Gargano: voto 4 – Gara impalpabile de ‘El Mota’. Confusa e sporadica la sua fase di interdizione, si fa notare solo per degli up&under in stile 6 Nazioni. Oscurato da Hernanes, soffre persino lo sterile Ledesma. Urge sostituto di qualità. Spaesato

Cambiasso: voto 6.5 – Sarà un caso, ma la sua uscita dal rettangolo di gioco per il fallaccio subito da Ciani spezza l’equilibrio del match. El Cuchu lascia un vuoto incolmabile dal quale partono le azioni più pericolose della Lazio, soprattutto in occasione del gol di Klose. Indispensabile

Palacio: voto 5.5 – El Trenca non incide nel match. Il mancato aggancio nel finale di gara è un chiaro segnale che l’argentino soffre il dualismo con Cassano e la panchina forzata. Sfiora il pareggio con un morbido destro a rientrare nella fase di maggior pressione dell’Inter. Attapirato

Guarin: voto 6- – Il colombiano colpisce un palo con un destro di pregevole fattura, ma il ruolo da trequartista è completamente avulso al suo Dna. Pecca nella lentezza e nel numero di palloni persi. Nel finale si rende protagonista di una ‘sceneggiata napoletana’. Immaturo

Cassano: voto 6-. Fantantonio è il leader massimo dell’Inter, ma la personalità non è sufficiente per meritare una valutazione superiore alla sufficienza. Il talento di Bari si rende protagonista di dribbling alla Coutinho, sterili e inutili ai fini della fase costruttiva del gioco. L’unico guizzo degno di nota il palo colpito dopo una splendida esecuzione a giro dal vertice all’area di rigore.
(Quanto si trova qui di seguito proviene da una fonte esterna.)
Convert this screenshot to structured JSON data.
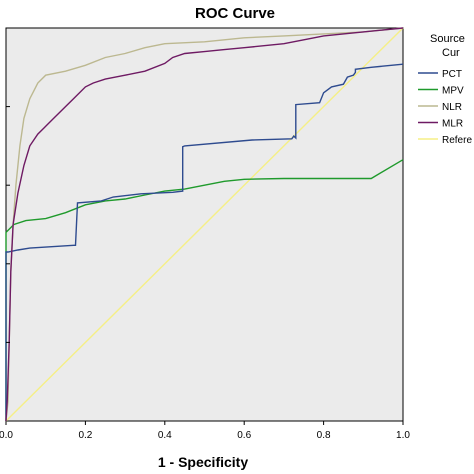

Milito: voto 6 politico – Zero palloni giocabili e tanto sacrificio. Un’impercettibile spinta ai danni di Grava – Mazzoleni – vanifica l’azione del possibile vantaggio nerazzurro. Il principe del Bernal sarebbe cannoniere con 20 reti all’attivo se giocasse con la Juventus. Il centrocampo dell’Inter non lo ha supportato a dovere.

Stramaccioni: voto 5 – L’erede di Mourinho si dimostra un allenatore old style insistendo su un gioco di trapattoniana memoria. Limita il potenziale offensivo dell’Inter impostando il match sulla difensiva e affidandosi alle giocate dei singoli. Il centrocampo è il suo Tallone d’Achille: Moratti compraci due centrocampisti di livello e epura Pereira, ne abbiamo urgentemente bisogno.